By Craig Roth | March 11, 2014 | 0 Comments

Microsoft SharePointMicrosoft Office

I just got back from the SharePoint Conference 2014 in Las Vegas, which was surprisingly exciting. I say “surprisingly” because tech conferences are generally rather humdrum in the years between releases. But one impact of the cloud era is that conferences become more exciting on a regular basis. Changes can be made at any time, and often without the fanfare of a big release, so it helps to have the vendor walk you through it.

Of course, this year the buzz was about the move to the cloud itself. Is it suitable for every company? Are we going to be forced to go there if we don’t want to? How viable is the hybrid option? What capabilities will I gain and lose?

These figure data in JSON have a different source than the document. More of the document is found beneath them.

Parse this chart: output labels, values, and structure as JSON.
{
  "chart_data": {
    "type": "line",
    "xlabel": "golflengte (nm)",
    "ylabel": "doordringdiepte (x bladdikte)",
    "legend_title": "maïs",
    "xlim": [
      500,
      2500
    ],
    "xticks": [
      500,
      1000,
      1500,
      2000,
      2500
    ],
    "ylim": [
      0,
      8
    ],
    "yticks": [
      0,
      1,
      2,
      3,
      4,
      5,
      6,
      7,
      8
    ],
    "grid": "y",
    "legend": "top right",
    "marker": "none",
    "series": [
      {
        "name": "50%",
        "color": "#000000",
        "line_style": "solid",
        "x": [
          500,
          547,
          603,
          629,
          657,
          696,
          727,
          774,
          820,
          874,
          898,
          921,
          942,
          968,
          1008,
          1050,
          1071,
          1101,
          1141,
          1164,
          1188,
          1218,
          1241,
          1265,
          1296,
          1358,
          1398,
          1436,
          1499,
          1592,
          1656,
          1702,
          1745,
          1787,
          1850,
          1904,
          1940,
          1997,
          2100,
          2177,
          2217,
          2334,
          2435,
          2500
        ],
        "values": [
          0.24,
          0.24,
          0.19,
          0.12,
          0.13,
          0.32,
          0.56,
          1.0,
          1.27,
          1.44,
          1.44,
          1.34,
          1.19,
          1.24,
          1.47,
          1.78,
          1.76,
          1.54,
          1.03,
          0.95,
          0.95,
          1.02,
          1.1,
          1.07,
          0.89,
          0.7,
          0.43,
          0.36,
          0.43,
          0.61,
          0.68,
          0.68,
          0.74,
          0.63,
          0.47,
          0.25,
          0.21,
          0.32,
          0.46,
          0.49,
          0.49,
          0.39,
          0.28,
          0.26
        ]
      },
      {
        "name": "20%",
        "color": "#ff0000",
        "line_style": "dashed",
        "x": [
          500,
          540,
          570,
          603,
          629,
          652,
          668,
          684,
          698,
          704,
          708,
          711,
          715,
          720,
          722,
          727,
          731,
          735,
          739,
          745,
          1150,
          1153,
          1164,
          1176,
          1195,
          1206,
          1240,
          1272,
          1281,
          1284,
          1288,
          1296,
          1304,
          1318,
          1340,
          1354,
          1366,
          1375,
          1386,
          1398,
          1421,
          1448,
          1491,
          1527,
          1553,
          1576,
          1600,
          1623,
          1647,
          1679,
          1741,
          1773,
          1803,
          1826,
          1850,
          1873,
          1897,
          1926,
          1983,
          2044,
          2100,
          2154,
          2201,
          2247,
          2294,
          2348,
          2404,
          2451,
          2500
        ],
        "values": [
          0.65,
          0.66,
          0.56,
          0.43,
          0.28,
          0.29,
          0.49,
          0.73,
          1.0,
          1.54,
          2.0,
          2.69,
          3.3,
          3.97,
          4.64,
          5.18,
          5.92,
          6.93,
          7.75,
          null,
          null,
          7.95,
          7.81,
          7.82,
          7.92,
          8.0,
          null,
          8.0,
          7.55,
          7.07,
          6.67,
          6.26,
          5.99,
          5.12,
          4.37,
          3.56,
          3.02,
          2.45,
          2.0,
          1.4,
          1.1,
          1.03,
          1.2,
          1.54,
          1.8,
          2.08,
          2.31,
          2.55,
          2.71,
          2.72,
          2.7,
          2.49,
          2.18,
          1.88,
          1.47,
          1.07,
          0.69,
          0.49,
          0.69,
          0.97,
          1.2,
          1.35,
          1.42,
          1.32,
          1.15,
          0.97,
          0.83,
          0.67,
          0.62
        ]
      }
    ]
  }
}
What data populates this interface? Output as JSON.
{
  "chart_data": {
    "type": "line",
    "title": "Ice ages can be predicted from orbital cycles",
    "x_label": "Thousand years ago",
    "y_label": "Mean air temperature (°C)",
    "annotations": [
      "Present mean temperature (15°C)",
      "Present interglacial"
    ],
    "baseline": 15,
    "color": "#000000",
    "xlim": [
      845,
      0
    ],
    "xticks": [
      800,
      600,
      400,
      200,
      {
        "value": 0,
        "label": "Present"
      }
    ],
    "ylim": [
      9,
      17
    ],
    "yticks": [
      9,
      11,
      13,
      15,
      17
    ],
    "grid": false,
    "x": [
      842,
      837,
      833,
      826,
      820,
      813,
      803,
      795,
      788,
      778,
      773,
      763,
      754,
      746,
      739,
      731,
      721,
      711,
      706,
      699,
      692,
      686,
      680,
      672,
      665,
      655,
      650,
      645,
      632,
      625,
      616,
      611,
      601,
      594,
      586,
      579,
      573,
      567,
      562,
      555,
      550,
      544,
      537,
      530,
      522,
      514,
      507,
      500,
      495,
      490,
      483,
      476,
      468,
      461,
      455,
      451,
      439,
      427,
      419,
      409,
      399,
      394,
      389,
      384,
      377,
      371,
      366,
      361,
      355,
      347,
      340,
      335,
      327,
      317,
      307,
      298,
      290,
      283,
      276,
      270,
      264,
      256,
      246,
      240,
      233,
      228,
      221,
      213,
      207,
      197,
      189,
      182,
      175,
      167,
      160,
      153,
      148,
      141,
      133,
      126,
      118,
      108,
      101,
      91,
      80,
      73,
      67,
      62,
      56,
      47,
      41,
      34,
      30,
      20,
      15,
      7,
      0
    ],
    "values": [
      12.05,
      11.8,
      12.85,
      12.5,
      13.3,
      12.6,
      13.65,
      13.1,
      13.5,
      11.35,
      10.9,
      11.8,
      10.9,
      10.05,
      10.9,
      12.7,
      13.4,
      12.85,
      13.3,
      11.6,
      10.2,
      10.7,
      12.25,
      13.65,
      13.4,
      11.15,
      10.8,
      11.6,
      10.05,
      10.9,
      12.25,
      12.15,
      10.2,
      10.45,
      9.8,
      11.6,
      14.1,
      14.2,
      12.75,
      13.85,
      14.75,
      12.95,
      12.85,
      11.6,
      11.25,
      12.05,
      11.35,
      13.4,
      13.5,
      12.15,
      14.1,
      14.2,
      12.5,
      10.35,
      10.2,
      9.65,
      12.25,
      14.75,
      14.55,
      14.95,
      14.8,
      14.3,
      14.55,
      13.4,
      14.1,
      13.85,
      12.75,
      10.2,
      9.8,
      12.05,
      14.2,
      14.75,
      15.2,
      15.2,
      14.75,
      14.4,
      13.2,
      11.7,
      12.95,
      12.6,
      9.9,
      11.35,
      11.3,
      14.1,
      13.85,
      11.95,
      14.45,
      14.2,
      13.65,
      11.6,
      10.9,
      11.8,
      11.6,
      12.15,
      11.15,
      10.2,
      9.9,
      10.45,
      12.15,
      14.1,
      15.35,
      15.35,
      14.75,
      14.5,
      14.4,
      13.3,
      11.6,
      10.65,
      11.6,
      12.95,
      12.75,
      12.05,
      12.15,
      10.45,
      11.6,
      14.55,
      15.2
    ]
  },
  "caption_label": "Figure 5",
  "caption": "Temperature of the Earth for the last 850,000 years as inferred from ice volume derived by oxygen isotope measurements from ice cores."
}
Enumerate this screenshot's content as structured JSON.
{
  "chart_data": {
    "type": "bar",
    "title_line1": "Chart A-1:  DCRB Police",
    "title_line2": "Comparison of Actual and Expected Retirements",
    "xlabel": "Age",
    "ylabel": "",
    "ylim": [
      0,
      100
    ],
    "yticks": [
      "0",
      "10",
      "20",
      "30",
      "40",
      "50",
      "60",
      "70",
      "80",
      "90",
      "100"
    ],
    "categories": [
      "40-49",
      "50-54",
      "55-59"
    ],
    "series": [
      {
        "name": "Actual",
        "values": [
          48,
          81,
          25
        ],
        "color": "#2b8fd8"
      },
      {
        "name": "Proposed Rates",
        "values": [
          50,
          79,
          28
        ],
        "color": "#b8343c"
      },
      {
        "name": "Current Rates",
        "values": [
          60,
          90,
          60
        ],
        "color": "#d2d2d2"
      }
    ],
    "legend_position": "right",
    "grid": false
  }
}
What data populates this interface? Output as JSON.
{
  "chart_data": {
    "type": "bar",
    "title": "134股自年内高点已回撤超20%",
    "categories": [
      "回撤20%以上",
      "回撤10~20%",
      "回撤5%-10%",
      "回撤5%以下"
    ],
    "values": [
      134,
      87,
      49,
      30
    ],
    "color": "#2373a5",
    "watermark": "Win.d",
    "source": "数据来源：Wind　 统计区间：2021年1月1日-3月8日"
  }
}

My Gartner peers and I are still hammering out an official position on the conference that will show up soon. I think it’s clear Microsoft is placing big bets on the cloud and making statements to shift a lot more SharePoint business there.

From talking to attendees and partners, I sensed a lot of mixed messages and uncertainty. Jeff Teper said he wanted to “lower the friction …” of moving to Office 365 and allow you to move there “at your own pace.” Great, but “at your own pace” conflicts with saying they aren’t committing to another on premises release after 2015 and that improvements will show up earlier (and possibly only) in O365. As for exactly how many future improvements you’ll be missing out on by staying on premise (or going with hosted PaaS SharePoint, which uses the on prem code), you know it will be some but can’t say how much.

Change is difficult. It’s difficult for the users, the partners, and, yes, even for vendors. I don’t think there is a secret roadmap – just a vision of where Microsoft wants to take SharePoint. It’s a good vision, but getting there will be tricky. There are still technical details to be ironed out, from customization capabilities to data center locations to the ability to leverage a content delivery network (CDN). There’s a strong suspicion this isn’t a win-win-win proposition for users, partners, and Microsoft. And at many organizations, IT doesn’t own the risk and trust assessment – that’s the purview of the Chief Compliance Officer, Chief Security Officer, or Legal group and the regulatory environment, precedents, and messaging aren’t in line with what they need to see to approve a SaaS move.

To say the future direction of SharePoint is “cloudy” is true on many levels.